D'autant qu'avec l'entrée en service prochaine de TurkStream la Russie double aussi ses livraisons de gaz à la Turquie et trouve une nouvelle voie d’approvisionnement de l'Europe du Sud et des Balkans.
«Good bye Europe» ? Choqué par la politique de #Trump, Der Spiegel appelle à la «résistance»
— RT France (@RTenfrancais) 12 mai 2018
➡️ https://t.co/vm01zU4vX7pic.twitter.com/okiuYMd2HL
Au sein même de l’Union européenne (UE), les Etats-Unis ont quelques alliés sur cette question, en particulier la Pologne. Egalement cité par le Handelsblatt, Jacek Czaputowicz, ministre polonais des Affaires étrangères, a déclaré le 3 janvier : «Nord Stream 2 est en train de tuer l'Ukraine». En guise d'explication il a jouté : «Si le transit du gaz russe via l'Ukraine prend fin, le pays ne perd pas seulement des revenus importants, il perd également la garantie de protection contre une nouvelle agression russe.»
Nord Stream 2 est en train de tuer l'Ukraine
Les déclarations de Richard Grenell sont-elles de simples gesticulations ? Le patronat allemand prend malgré tout l’homme très au sérieux. Tout d’abord parce que c’est un proche de Donald Trump dont on ne saurait sous-estimer l’influence.
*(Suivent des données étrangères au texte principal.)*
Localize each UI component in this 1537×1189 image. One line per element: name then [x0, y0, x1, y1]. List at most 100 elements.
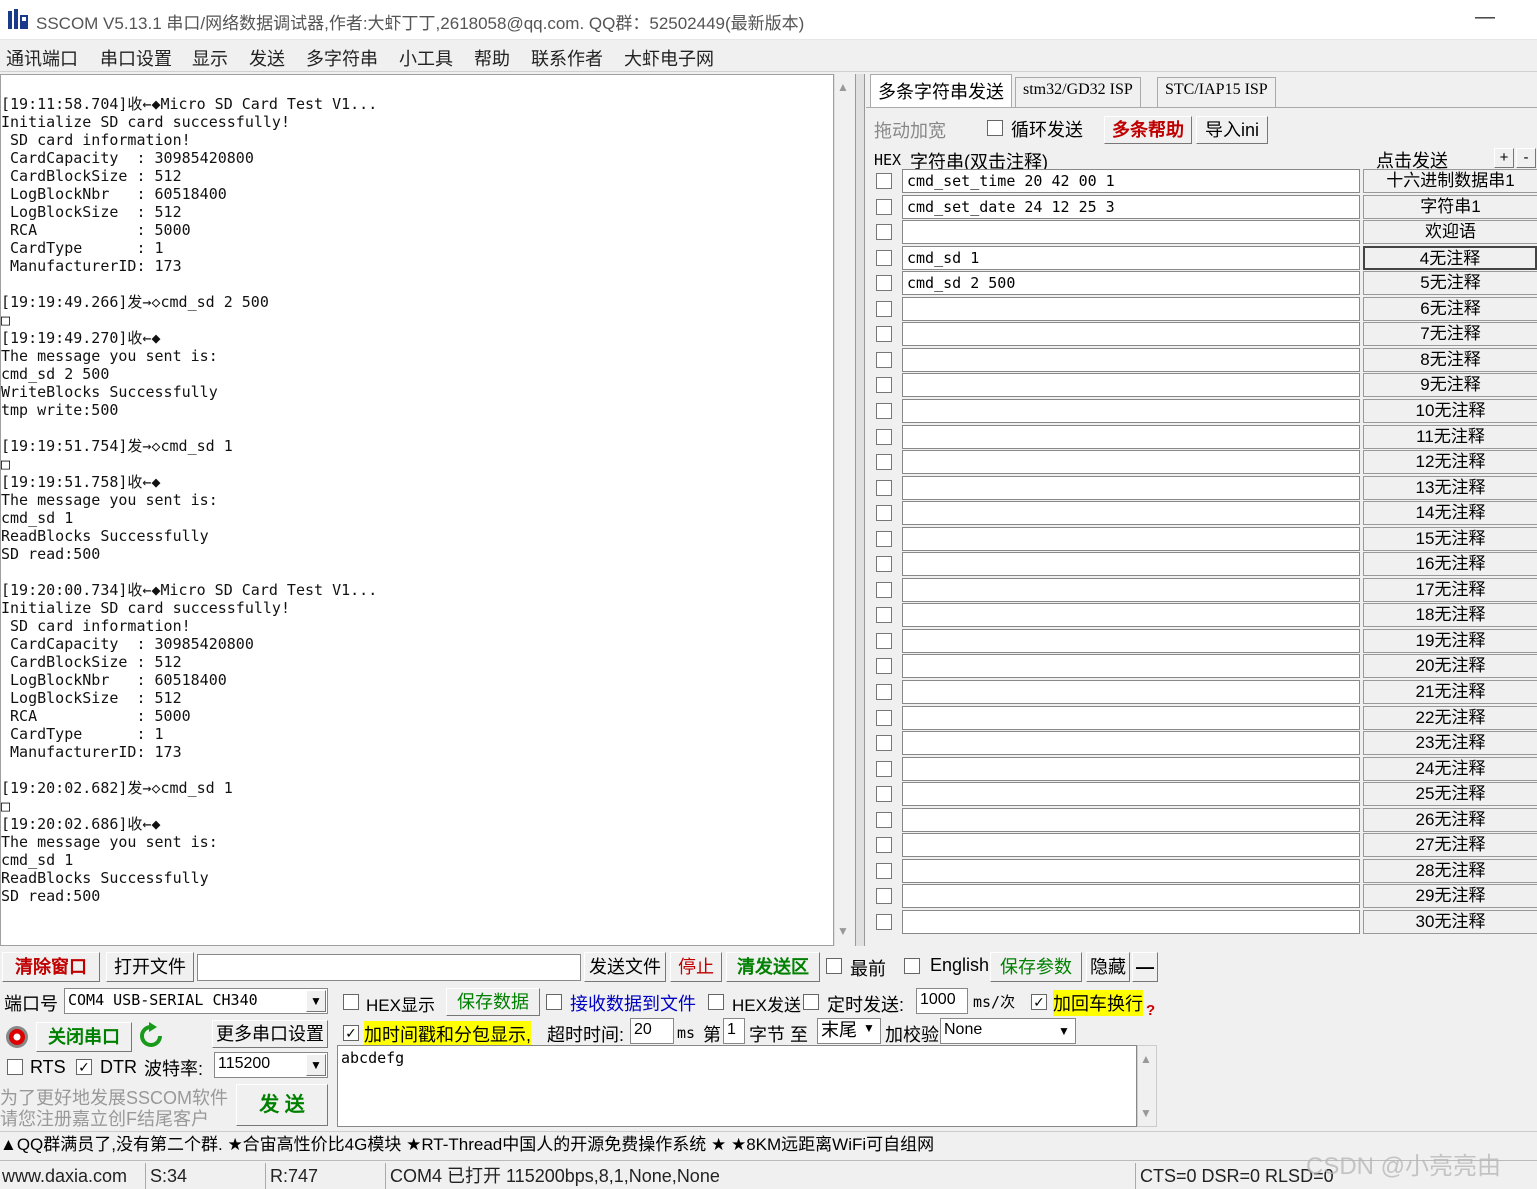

C’est aussi, malgré ses méthodes apparemment peu diplomatiques, un vieux routier des relations internationales. En 2001, il a été nommé par Georges W. Bush directeur de la communication de la représentation diplomatique des Etats-Unis auprès de l’ONU, poste qu’il a occupé jusqu'en 2008.
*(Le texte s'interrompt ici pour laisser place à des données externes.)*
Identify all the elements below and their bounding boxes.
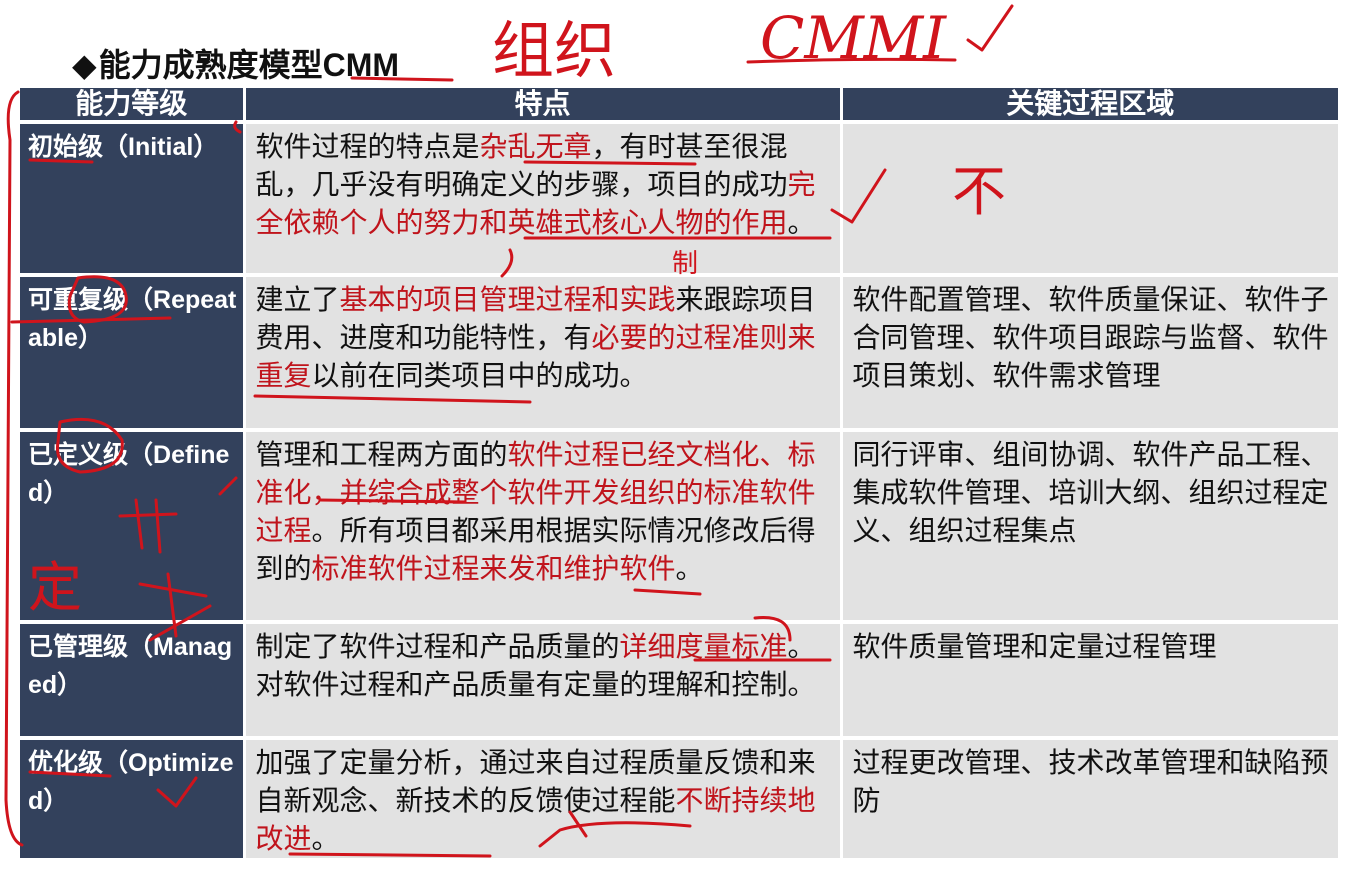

Mais surtout, Richard Grenell est particulièrement actif dans les négociations commerciales entre les Etats-Unis et l’Allemagne, avec un poids particulier exercé sur le stratégique secteur de l’industrie automobile d’outre-Rhin. Selon les informations du même Handelsblatt, l’ambassadeur des Etats-Unis aurait convoqué à Berlin les principaux patrons allemands du secteur à une réunion discrète en mai 2018, à laquelle se seraient rendus Dieter Zetsche, patron de Daimler (qui construit les Mercedes), Harald Krüger de BMW, Hubert Diess de Volkswagen et Elmar Degenhart de l’équipementier Continental, surtout connu pour ses pneus.
Les conditions d’accès des constructeurs américains et allemands aux marchés des deux pays étaient au cœur de cette réunion. Et Richard Grenell était porteur d’une proposition de Donald Trump pour étudier un accord commercial entre les deux pays qui serait une version allégée et limitée au secteur automobile du projet de Partenariat transatlantique de commerce et d'investissement (connu sous les acronymes anglais de TAFTA ou TTIP).
En principe, le soutien de l’Allemagne à Nord Stream 2 ne faisait pas partie de cette ébauche de négociation. Mais Richard Grenell pourrait être tenté de s'en servir malgré tout pour influencer en Allemagne des industriels susceptibles de trouver leur intérêt à se désolidariser publiquement du projet Nord Stream 2.